Victor Jules Moignard naît le 10 avril 1818 à La Branche-du-Pont-de-Saint-Maur (Seine, act. Joinville-le-Pont, Val-de-Marne). Il est le fils de Julie Laurence Rousseau et de Jacques Cyr Moignard, journalier. Il est également le petit-fils de Jacques Moignard (1752-1813), cultivateur, et membre du conseil municipal de la même commune en tant que notable en 1793.

Pendant sa vie, Victor Moignard va exercer de nombreuses activités professionnelles. Ainsi, il est cultivateur en 1840, épicier l’année suivante, carrier en 1845 et 1847, période où il quitte Joinville pour le village voisin de Saint-Maurice. On le retrouve entrepreneur en 1865 à Paris, associé à une entreprise de démolition engagée dans les travaux de percement des grandes artères haussmanniennes dans le 12e arr. Mais, la société est dissoute dès février 1866 par un jugement qui la déclare nulle, « faute d'accomplissement des formalités légales ». Il se lance ensuite dans le commerce du vin, boulevard de la Villette, à Paris. Mais cette nouvelle aventure tournera court, avec une faillite prononcée en juillet 1877.

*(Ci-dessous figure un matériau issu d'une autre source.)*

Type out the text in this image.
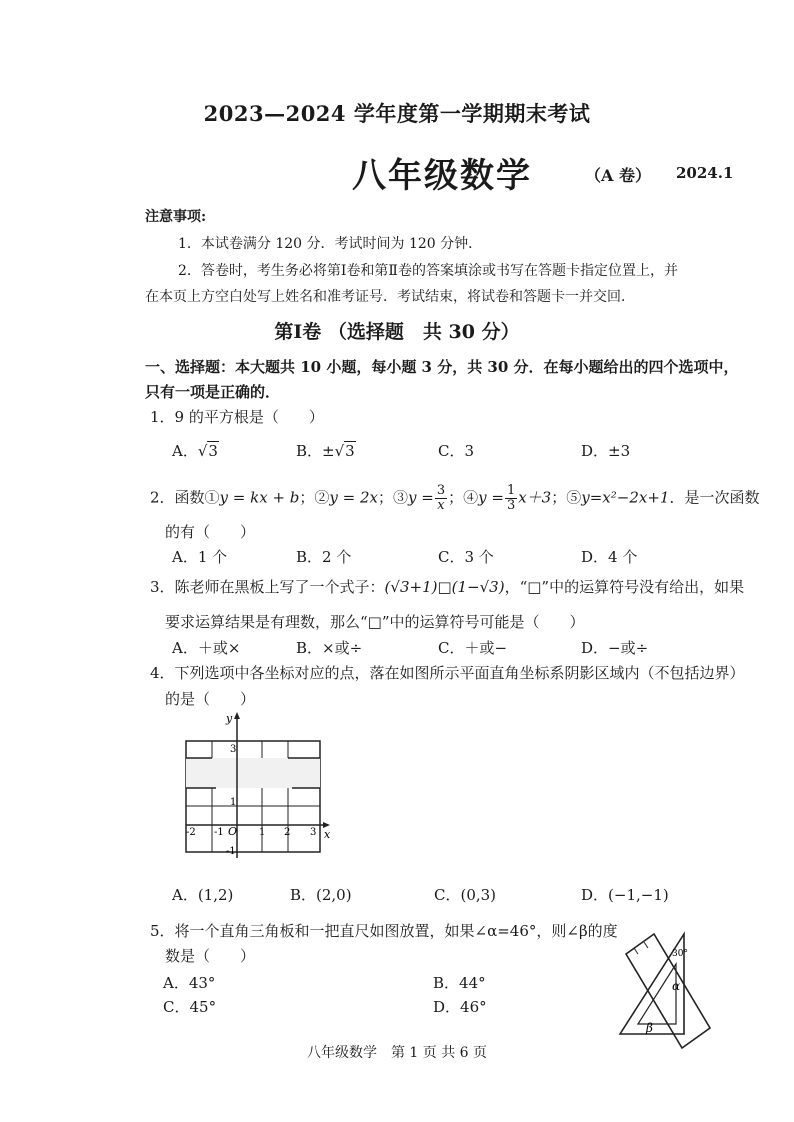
2023—2024 学年度第一学期期末考试
八年级数学	（A 卷） 2024.1
注意事项:
1．本试卷满分 120 分．考试时间为 120 分钟．
2．答卷时，考生务必将第Ⅰ卷和第Ⅱ卷的答案填涂或书写在答题卡指定位置上，并
在本页上方空白处写上姓名和准考证号．考试结束，将试卷和答题卡一并交回．
第Ⅰ卷 （选择题　共 30 分）
一、选择题：本大题共 10 小题，每小题 3 分，共 30 分．在每小题给出的四个选项中，
只有一项是正确的．
1．9 的平方根是（　　）
A．√3	B．±√3	C．3	D．±3
2．函数①y = kx + b；②y = 2x；③y = $\frac{3}{x}$ ；④y = $\frac{1}{3} x+3$；⑤y=x²−2x+1．是一次函数
的有（　　）
A．1 个	B．2 个	C．3 个	D．4 个
3．陈老师在黑板上写了一个式子：(√3+1)□(1−√3)，“□”中的运算符号没有给出，如果
要求运算结果是有理数，那么“□”中的运算符号可能是（　　）
A．＋或×	B．×或÷	C．＋或−	D．−或÷
4．下列选项中各坐标对应的点，落在如图所示平面直角坐标系阴影区域内（不包括边界）
的是（　　）
y
x
O
-2 -1	1 2 3
3
1
-1
A．(1,2)	B．(2,0)	C．(0,3)	D．(−1,−1)
5．将一个直角三角板和一把直尺如图放置，如果∠α=46°，则∠β的度
数是（　　）
A．43°	B．44°
C．45°	D．46°
30°
α
β
八年级数学　第 1 页 共 6 页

Moignard va se replier à nouveau sur ses terres d’origine, Joinville et Saint-Maurice, où il dispose de propriétés. Mais il gardera cependant une évidente aigreur de ses mésaventures vinicoles. Ainsi, en 1880, il fait inscrire dans le bail qu’il consent à un débitant de boissons d'un immeuble de Joinville qu’il avait « interdiction de se fournir chez Dussaussois et Classens », grossistes en vin à Bercy. Lesdits fournisseurs lui intentèrent un procès, plaidé en septembre de cette année, mais furent déboutés ; la presse qui s’esbaudissait des « antipathies de M. Moignard » y vit « une petite cause où l'on rencontrerait tous les éléments d'un vaudeville, s'il n'y manquait quelques couplets. »

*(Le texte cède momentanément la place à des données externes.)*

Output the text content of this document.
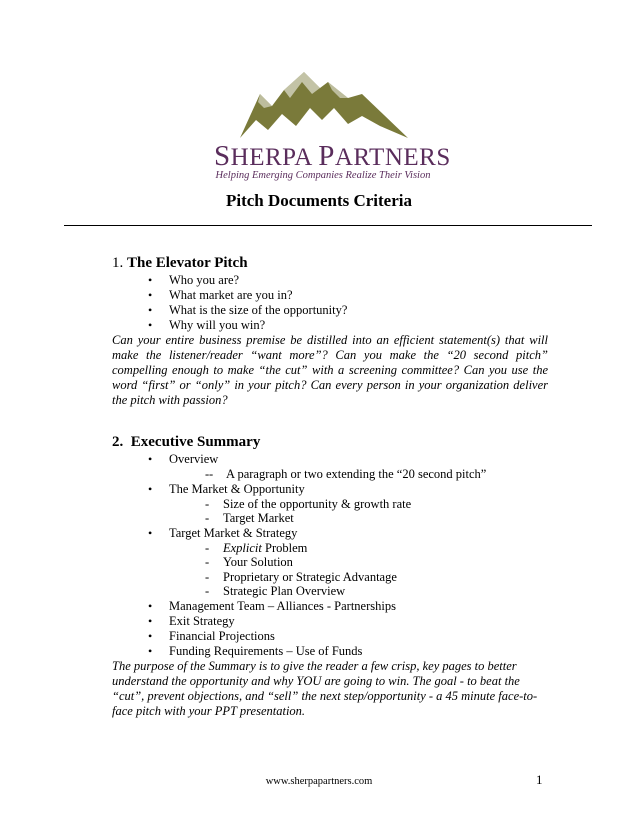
SHERPA PARTNERS
Helping Emerging Companies Realize Their Vision
Pitch Documents Criteria
1. The Elevator Pitch
• Who you are?
• What market are you in?
• What is the size of the opportunity?
• Why will you win?
Can your entire business premise be distilled into an efficient statement(s) that will make the listener/reader “want more”? Can you make the “20 second pitch” compelling enough to make “the cut” with a screening committee? Can you use the word “first” or “only” in your pitch? Can every person in your organization deliver the pitch with passion?
2. Executive Summary
• Overview
- - A paragraph or two extending the “20 second pitch”
• The Market & Opportunity
- Size of the opportunity & growth rate
- Target Market
• Target Market & Strategy
- Explicit Problem
- Your Solution
- Proprietary or Strategic Advantage
- Strategic Plan Overview
• Management Team – Alliances - Partnerships
• Exit Strategy
• Financial Projections
• Funding Requirements – Use of Funds
The purpose of the Summary is to give the reader a few crisp, key pages to better understand the opportunity and why YOU are going to win. The goal - to beat the “cut”, prevent objections, and “sell” the next step/opportunity - a 45 minute face-to-face pitch with your PPT presentation.
www.sherpapartners.com	1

Marié en juin 1840 à Joinville avec une blanchisseuse, Félicité Gousset, il aura quatre enfants d’elle avant son décès à Paris en juillet 1868. Il vivra ensuite sur la fin de sa vie à Joinville avec Jeanne Girard, qu’il ne semble pas avoir épousée.

En novembre 1874, Victor Moignard prend part à la constitution d’une liste républicaine qui s’oppose au maire bonapartiste sortant, Auguste Courtin. Trois de ses colistiers, Antoine Cambier, Louis Benoit et le maître de forges Alphonse Pilté sont élus, tandis que les quatre autres promoteurs sont battus, Victor Moignard, le négociant Pouzet, l’architecte Valéry et Alphonse Demeestère, futur pilier du radical-socialisme local. Auguste Courtin, propriétaire du château de Polangis, est réélu maire.

Victor Jules Moignard meurt le 9 octobre 1895 à Joinville, où il résidait toujours rue de Paris, dans le centre-ville. Il était âgé de 77 ans.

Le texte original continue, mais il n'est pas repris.